Photo © Lara Swimmer Photography

It’s easy to see why the new J.R. Simplot Headquarters in downtown Boise, Idaho, is an instant landmark for this city of 228,000. The nine-story, 325,000-square-foot building sets a striking profile. The tiered, cantilevered massing with variable window sequencing speaks to boldness and innovation. The aesthetic is fitting.

Photo © Casey Dunn Photography

The privately held J.R. Simplot Co. is one of America’s largest food and agribusiness companies. The business was built on innovation, including the invention of the first commercial french fry. The project architect, George Metzger, AIA, principal of Adamson Associates, Inc., credits the Simplot family with “helping find the right vision for the project. They were clear about what they wanted, including the desire for a narrow floor plate to support maximum daylighting.”

That early understanding by the owners for design elements that support staff goodwill, comfort, and productivity manifested itself throughout the headquarters.

Photo © Casey Dunn Photography

Take interior lighting, for example. The lighting consultant specified a comprehensive lighting solution that tied together a suite of illumination technology, including lighting controls, motorized window shades, digital ballasts and LED drivers, and sensors.

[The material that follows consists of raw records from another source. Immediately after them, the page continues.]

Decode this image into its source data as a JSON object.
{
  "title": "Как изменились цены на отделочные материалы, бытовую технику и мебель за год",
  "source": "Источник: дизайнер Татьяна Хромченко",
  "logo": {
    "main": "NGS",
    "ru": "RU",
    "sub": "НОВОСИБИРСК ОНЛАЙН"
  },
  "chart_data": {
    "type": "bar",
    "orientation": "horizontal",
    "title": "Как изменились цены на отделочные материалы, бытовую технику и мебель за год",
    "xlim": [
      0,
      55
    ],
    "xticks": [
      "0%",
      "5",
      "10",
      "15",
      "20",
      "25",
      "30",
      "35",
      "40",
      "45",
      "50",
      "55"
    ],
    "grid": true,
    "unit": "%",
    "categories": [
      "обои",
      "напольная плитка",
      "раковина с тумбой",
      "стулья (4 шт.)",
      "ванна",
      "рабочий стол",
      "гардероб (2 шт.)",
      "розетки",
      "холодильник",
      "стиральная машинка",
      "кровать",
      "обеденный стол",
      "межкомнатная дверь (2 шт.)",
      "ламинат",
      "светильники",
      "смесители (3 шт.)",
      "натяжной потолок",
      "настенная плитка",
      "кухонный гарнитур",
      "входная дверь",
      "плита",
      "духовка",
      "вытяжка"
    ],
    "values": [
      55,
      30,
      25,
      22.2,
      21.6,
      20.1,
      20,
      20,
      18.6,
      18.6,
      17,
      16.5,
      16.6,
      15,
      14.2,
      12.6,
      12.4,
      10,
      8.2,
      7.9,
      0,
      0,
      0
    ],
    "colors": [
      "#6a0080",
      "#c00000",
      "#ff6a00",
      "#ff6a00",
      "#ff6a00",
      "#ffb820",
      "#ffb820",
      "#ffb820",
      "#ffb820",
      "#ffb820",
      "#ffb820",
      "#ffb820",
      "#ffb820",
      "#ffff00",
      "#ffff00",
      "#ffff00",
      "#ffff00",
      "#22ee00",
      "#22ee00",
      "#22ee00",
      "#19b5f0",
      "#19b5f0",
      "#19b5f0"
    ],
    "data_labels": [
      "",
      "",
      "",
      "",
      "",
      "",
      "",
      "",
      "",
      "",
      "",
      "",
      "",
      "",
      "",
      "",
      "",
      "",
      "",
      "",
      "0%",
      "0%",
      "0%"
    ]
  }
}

“Our lighting design always endeavors to support architectural design. For Simplot HQ, our design for electric lighting and controls supplemented and complemented the architectural design because of the narrow floor plates designed by Adamson Associates. This allowed building occupants to benefit from maximum daylight contributions and maximum exterior views to the beautiful Idaho mountains,” explains the project’s lighting design consultant, Suzanne Branch, AIA, of LuM Architectural Lighting Design.

Photo © Casey Dunn Photography

The challenge for the lighting design team was to blend electric light with the variability of daylight to create a fully realized human-centric experience, free of shadows and glare and customized to optimize worker activity. “Whether they were between fixtures or right under a fixture, the employees needed lighting tuned to maintain 35 foot-candles at 30 inches above the floor, typical workstation height,” Branch says.

Several factors came into play:

  • Daylighting. The daylight zone or corridor extends inside about 15 feet from the exterior wall. To maximize natural light, private offices were moved away from exterior walls. Daylight harvesting sensors constantly monitor outside conditions.
  • Sun Positioning. “We worked with the Idaho National Laboratory to analyze the enclosure for sun positioning levels at every hour of every day throughout the year,” Metzger says. The design team used the daylighting studies to anticipate maximum natural light levels from any point inside the building.
  • Dynamic Shading. Automated shades controlled natural light levels throughout the structure, especially harmful glare. “The shade material allows abundant daylight in while cutting out glare,” Branch says.
  • Precise Dimming. The lighting team fine-tuned the dimming levels of all fixtures within the building. “Every open office area, every private office, every conference room, every breakout or break room were precisely dimmed,” Branch explains. “These fixtures dim gently and slowly, so no one using that space would be aware of any light change.”
  • Lighting Control Management. Branch specified the lighting and shading manufacturer Lutron, a company widely known for its leadership and innovations in human-centric lighting. “Lutron’s system manages the sensors, automated shades, digital ballasts, and LED drivers into a seamless experience,” Branch says. “Lutron is always at the forefront of lighting technology. I trust them implicitly.”

The Simplot headquarters has been open for about two years. The owners are thrilled, according to Metzger. And the lighting system? “We are delighted that the architectural design, interior design, lighting and controls designs all work symbiotically to create opportunities for the Simplot building, itself, to contribute significantly to the well-being of the company’s employees,” says Branch.